Było to, mówiąc po prostu, trudne. Przywykłem do tego, że w porze lunchu moja twarz była plamą oleju, ale tym razem nie było zabarwionego balsamu, żeby się schować za plecami, albo proszku, by nabrać blasku. Każdy otwór był całkowicie odsłonięty i widoczny, a moje piegi i ciemne plamki błagały, by się na nie gapić. Moja twarz była naga i czułem się wyjątkowo nieswojo - coś w rodzaju tego snu, w którym pojawia się w klasie i zdajesz sobie sprawę, że masz tylko bieliznę. Wróciłem do domu, wyczerpany emocjonalnie z powodu mojej samoświadomości i niechętnie chciałem zrobić maskę Detox. Przetarłam ciecierzycę w puszkach, dodałam szczyptę kurkumy i odrobinę wody, po czym przyłożyłam dziwną mieszaninę do twarzy. Powinienem też chyba zauważyć, że w tym momencie zacząłem wynurzać się na samym środku mojego czoła. To było dziwne powtarzające się wybuchy, które zaczęły się dziać kilka miesięcy wcześniej, gdzie małe wyskrobki pojawiły się na środku mojego czoła bez wyraźnego powodu, a żadna ilość zabiegów ani masek, które zrobiłem, nie sprawi, że odejdą szybciej.

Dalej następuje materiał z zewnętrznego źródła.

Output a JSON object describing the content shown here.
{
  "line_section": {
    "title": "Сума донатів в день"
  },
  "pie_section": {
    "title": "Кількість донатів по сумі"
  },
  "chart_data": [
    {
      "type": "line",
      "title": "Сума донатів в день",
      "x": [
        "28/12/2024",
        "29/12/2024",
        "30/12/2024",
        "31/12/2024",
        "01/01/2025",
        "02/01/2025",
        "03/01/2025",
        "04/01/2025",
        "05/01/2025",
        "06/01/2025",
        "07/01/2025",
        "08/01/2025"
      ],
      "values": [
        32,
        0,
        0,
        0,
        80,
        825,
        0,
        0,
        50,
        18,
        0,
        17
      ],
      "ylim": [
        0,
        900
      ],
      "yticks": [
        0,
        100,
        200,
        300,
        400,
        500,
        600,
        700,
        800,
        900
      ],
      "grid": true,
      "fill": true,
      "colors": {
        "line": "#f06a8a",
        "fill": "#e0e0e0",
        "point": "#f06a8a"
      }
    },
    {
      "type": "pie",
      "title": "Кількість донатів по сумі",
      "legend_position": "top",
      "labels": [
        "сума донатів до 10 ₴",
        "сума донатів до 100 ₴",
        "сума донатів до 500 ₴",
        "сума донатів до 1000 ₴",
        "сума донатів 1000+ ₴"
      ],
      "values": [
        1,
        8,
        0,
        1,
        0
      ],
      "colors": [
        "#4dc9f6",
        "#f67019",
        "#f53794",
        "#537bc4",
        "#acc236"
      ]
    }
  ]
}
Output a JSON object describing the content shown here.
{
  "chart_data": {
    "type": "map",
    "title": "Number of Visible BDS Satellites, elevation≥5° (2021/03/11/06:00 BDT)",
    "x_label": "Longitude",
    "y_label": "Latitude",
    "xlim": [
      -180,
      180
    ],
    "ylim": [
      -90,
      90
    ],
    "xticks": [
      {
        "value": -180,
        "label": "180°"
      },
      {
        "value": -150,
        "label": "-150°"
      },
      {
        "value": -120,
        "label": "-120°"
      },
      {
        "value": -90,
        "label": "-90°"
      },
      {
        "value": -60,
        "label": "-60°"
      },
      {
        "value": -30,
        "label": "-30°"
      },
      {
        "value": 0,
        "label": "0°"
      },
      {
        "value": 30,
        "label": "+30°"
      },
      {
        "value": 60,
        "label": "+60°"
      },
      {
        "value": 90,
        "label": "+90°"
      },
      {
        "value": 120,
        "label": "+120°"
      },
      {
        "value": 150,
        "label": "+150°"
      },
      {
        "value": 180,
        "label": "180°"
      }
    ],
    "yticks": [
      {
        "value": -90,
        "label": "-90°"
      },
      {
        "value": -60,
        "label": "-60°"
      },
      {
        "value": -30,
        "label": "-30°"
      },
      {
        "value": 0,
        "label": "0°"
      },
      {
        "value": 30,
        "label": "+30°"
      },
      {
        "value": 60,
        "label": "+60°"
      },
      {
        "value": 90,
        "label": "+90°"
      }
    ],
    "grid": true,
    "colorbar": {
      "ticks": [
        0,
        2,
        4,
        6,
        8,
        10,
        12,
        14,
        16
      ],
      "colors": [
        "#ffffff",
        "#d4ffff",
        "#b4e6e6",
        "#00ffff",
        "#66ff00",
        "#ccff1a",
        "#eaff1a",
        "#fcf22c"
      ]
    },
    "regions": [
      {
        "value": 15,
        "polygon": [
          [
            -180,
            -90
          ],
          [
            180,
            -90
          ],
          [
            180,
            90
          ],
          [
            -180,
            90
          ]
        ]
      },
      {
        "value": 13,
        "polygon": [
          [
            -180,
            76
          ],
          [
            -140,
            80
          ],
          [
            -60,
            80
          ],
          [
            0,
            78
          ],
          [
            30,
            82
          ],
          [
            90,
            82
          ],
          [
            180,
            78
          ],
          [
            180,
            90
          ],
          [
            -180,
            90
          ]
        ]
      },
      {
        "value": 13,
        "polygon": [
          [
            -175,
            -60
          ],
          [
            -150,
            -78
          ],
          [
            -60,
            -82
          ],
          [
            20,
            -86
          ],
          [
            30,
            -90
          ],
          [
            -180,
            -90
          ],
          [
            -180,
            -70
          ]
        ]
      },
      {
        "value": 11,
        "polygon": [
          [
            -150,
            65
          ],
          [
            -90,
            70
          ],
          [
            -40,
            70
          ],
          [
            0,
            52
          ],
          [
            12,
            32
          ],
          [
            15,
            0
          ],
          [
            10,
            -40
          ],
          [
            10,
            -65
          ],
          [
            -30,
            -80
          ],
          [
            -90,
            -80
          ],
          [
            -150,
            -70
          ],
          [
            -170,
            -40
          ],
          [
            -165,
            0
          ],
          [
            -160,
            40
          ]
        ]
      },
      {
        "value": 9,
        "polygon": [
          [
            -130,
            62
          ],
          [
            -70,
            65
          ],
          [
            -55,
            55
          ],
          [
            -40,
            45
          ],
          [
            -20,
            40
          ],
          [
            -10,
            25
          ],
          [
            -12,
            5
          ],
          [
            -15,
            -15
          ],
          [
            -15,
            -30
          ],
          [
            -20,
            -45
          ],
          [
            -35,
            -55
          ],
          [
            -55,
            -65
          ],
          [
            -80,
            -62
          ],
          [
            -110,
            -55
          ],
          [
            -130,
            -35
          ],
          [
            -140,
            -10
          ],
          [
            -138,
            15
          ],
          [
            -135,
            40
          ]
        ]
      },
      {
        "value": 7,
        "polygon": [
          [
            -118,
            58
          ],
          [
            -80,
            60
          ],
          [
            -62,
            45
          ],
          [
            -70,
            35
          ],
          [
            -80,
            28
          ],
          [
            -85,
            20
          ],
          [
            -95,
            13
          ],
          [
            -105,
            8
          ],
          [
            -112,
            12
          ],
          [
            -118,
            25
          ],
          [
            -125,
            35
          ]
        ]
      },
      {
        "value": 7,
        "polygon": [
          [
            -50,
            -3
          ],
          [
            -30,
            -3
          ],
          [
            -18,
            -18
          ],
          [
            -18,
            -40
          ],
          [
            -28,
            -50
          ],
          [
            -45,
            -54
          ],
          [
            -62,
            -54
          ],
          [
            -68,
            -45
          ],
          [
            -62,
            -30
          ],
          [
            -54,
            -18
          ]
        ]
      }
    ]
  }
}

Maska z ciecierzycy nie miała łatwego zastosowania. Myślałem, że to tak, jakbyś postawił hummusa na mojej twarzy. Zamiast tego był kruchy, prawie jak scone ciasto, i skończyło się na robieniu wielkiego bałaganu w moim umywalce w łazience. Aha, i mój chłopak się skończył, więc najwyraźniej zmusiłem go do zrobienia maski ze mną ("To dla nauki!", Jęknąłem, gdy nakładałem na twarz ciasto z ciecierzycy). Zostawiłem go, aż wyschło, a następnie spłukałem i zbadałem twarz. Zdecydowanie było czystsze, musiałem przyznać. A może jaśniejsze i jaśniejsze. Naprawdę nie mogłem tego powiedzieć, bo od tygodni nie myłem lustra w łazience. Byłem zbyt zmęczony, aby zrobić cokolwiek więcej, więc skończyłem z Serum Olejowym i wypaliłem.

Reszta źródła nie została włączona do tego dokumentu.